Les Pieds chaussés d’émeraudes et de lapis-lazuli : Quand le passé refait surface
Avec Les Pieds chaussés d’émeraudes et de lapis-lazuli, le peintre Yves Poulin poursuit sa démarche bien à lui. Tour d’horizon d’une exposition inspirée, aride, mais ô combien nécessaire.
Dès les premiers pas à l’intérieur de la galerie Linda Verge, on cherche des yeux les toiles de Poulin, un autodidacte prometteur. On s’avance. On épie les différentes salles à la recherche des portraits annoncés par le carton d’invitation, jusqu’à ce qu’on suppute qu’elles doivent être au rez-de-chaussée, l’étage étant occupé par les innombrables oeuvres d’art de la "collection de Verge" appuyées aux murs.
On fait donc demi-tour. Puis voilà qu’apparaît la principale pièce, juste avant de descendre les escaliers, Holbein_1, une représentation de Jeanne Seymour d’après le Portrait de Jeanne Seymour de Hans Holbein le Jeune. On s’arrête promptement. On scrute les dégoulinades, et l’on comprend que l’artiste a voulu réaliser, picturalement on s’entend, une réinterprétation de quelques moments forts de l’histoire de l’art. C’est comme si, cinq siècles après Albrecht Dürer et les balbutiements de l’autoportrait, Poulin essayait de se projeter dans ses tableaux et de donner une contemporanéité à ces personnages ancestraux qu’il reproduit. En d’autres mots, on sent une présence actuelle dans le corpus présenté, sans vraiment savoir le but de tout ça.

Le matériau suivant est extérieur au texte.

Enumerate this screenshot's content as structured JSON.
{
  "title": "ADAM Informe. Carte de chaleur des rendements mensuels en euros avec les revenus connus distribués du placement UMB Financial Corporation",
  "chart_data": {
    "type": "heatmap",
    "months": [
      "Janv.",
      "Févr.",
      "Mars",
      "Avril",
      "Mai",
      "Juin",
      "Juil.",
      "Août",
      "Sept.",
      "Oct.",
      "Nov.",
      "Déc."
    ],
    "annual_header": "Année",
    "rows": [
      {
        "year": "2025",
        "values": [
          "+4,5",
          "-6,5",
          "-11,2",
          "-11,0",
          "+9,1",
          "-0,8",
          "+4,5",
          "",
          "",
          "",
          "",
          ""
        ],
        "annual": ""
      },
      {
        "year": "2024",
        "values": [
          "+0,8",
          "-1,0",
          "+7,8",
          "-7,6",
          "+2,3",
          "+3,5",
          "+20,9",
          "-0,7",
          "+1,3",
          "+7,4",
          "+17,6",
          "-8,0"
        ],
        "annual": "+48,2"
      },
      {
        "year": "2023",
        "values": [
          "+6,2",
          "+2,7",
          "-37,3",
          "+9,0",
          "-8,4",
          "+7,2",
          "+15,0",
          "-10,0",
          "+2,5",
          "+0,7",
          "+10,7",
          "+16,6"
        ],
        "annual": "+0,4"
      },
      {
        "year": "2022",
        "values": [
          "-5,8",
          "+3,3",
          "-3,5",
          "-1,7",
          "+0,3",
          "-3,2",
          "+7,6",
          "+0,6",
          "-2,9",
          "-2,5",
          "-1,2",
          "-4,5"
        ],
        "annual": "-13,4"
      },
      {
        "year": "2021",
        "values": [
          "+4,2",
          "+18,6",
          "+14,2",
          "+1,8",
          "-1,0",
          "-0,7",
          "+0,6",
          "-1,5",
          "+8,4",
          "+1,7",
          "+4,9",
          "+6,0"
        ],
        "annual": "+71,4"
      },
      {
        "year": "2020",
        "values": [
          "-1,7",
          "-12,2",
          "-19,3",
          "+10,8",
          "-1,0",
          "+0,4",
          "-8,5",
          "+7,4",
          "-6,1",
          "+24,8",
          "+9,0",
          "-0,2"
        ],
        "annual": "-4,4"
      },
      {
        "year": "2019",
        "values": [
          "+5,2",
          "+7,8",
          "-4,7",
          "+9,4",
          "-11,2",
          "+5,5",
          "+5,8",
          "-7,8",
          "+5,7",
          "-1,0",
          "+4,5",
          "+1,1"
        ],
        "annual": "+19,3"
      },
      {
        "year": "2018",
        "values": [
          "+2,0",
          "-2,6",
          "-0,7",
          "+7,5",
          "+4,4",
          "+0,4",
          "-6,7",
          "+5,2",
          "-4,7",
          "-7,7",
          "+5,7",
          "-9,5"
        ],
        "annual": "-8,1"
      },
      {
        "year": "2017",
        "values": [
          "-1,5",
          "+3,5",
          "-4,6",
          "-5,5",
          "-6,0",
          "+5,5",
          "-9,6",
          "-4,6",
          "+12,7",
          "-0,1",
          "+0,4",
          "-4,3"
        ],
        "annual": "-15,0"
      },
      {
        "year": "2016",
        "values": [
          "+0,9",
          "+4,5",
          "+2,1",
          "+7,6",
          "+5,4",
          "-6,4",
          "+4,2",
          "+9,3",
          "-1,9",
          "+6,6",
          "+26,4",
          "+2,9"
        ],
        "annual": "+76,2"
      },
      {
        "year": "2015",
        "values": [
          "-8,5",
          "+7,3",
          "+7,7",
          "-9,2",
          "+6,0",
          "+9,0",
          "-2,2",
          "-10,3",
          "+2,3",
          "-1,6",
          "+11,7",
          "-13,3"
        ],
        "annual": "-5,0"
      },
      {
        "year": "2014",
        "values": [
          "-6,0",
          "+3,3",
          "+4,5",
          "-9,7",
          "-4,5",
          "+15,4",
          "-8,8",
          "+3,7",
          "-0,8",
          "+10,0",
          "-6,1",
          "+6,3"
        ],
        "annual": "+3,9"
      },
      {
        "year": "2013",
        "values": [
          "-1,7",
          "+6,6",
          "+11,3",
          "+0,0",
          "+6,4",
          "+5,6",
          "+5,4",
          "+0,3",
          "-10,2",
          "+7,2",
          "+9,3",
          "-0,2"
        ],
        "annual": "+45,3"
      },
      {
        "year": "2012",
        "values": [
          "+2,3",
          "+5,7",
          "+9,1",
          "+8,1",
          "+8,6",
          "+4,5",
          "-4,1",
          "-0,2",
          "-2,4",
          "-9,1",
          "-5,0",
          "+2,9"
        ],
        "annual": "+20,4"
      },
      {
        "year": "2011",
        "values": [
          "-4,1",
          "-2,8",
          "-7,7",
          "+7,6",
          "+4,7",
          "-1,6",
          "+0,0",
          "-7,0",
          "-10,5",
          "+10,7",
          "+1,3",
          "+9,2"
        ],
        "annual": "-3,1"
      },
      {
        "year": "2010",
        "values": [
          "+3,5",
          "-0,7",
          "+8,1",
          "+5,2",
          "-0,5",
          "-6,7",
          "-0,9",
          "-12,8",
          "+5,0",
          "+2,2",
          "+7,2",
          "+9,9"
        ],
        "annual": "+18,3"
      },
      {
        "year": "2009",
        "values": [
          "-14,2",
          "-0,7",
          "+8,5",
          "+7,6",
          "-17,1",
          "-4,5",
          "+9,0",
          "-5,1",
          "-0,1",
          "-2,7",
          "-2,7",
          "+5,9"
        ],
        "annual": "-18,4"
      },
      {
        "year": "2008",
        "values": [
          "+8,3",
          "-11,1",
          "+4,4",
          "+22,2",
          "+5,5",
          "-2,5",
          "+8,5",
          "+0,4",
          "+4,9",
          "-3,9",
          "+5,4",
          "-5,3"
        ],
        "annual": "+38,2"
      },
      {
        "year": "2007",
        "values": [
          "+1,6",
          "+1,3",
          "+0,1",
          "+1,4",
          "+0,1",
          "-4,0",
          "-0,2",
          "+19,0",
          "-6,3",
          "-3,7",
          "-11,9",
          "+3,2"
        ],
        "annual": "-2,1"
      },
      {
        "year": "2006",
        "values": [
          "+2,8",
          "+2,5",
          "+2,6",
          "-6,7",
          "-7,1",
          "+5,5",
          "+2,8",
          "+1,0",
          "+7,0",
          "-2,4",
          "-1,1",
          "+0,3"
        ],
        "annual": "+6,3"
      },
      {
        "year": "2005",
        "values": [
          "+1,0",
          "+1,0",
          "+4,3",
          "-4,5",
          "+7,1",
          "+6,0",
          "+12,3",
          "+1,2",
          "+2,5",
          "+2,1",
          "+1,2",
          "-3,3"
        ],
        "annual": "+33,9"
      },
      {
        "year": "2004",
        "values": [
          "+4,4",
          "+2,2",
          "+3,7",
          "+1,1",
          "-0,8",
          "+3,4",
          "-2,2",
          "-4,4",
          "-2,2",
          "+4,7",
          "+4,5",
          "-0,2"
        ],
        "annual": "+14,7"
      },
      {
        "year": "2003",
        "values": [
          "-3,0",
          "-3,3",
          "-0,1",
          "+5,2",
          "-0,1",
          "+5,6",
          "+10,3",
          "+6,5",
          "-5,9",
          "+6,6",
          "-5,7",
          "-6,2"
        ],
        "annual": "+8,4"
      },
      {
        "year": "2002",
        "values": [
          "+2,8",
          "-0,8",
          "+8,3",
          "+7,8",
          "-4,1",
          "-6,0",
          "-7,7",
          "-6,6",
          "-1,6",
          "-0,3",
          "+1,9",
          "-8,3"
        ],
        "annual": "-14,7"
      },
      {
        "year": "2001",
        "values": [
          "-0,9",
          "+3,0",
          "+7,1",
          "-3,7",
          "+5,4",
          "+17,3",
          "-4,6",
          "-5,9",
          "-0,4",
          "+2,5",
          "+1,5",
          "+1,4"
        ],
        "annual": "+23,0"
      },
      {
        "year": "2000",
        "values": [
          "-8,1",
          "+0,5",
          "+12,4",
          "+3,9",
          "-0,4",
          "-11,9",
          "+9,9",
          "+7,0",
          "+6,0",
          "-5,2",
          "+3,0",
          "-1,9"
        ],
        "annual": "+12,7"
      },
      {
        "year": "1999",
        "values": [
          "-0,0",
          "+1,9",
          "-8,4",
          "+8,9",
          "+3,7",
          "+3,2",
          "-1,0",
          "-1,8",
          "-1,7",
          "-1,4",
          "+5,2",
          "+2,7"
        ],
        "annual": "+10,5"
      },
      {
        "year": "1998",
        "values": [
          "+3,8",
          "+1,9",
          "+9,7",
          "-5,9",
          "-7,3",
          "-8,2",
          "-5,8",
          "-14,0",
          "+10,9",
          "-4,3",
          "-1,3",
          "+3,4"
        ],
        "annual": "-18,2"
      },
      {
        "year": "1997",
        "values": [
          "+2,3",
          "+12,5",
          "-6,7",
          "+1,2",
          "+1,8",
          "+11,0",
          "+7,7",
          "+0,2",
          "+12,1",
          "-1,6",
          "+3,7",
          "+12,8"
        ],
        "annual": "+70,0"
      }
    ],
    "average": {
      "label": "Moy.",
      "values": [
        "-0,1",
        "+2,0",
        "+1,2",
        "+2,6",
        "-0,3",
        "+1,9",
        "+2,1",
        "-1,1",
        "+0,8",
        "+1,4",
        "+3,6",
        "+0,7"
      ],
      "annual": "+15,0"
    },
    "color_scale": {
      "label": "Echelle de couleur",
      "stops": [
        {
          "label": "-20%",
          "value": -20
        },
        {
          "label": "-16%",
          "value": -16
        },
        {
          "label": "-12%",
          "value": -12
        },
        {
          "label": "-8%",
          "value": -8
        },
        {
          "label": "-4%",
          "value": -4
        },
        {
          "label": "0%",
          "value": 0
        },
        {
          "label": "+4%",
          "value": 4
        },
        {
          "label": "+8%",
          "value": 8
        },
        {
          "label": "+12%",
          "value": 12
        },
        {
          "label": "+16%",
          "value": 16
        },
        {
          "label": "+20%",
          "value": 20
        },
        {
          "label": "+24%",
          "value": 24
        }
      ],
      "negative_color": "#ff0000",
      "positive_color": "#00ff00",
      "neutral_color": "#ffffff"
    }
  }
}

C’est pourquoi trop de questions surgissent dans notre esprit à la vue de cette oeuvre et peu de réponses apparaissent dans notre entendement. Il faut par conséquent poursuivre notre visite pour trouver une explication. Et elle apparaît tranquillement, cette explication, car même si l’herméneutique a ses défauts et ses limites, elle peut aussi servir quand vient le temps d’analyser une série de peintures. On compare les portraits entre eux. On recherche le sens à travers les productions d’un peintre que d’aucuns qualifieront d’expressionniste, fortement influencé par l’art formaliste. Et, comme par magie, on s’abandonne finalement aux travaux de Poulin. On oublie nos questionnements. On ne recherche plus, parce qu’on pense avoir trouvé. Trouvé ce qu’on tentait de décrypter.
On a malmené ce genre, le portrait. Il a perdu du terrain face à l’art abstrait. On ne le pratique plus, et la mission que s’est donnée Poulin, nous semble-t-il, c’est de lui redonner ses lettres de noblesse, tout en s’immisçant dedans. Le reste de l’exposition n’est que le reflet de ce que nous avons vu plus en haut, juste avant la descente de l’escalier: des portraits composés d’après ceux de célèbres peintres comme Velazquez, Delacroix, Christus, Titien, Gauguin et Picasso.
Alors, ne serait-ce que pour s’initier à l’histoire de l’art autrement que par des manuels scolaires, un passage s’impose à cette galerie mal connue du grand public de Québec. Comme nous le disions, une exposition nécessaire, à la condition qu’on prenne le temps de s’y arrêter et de la contempler.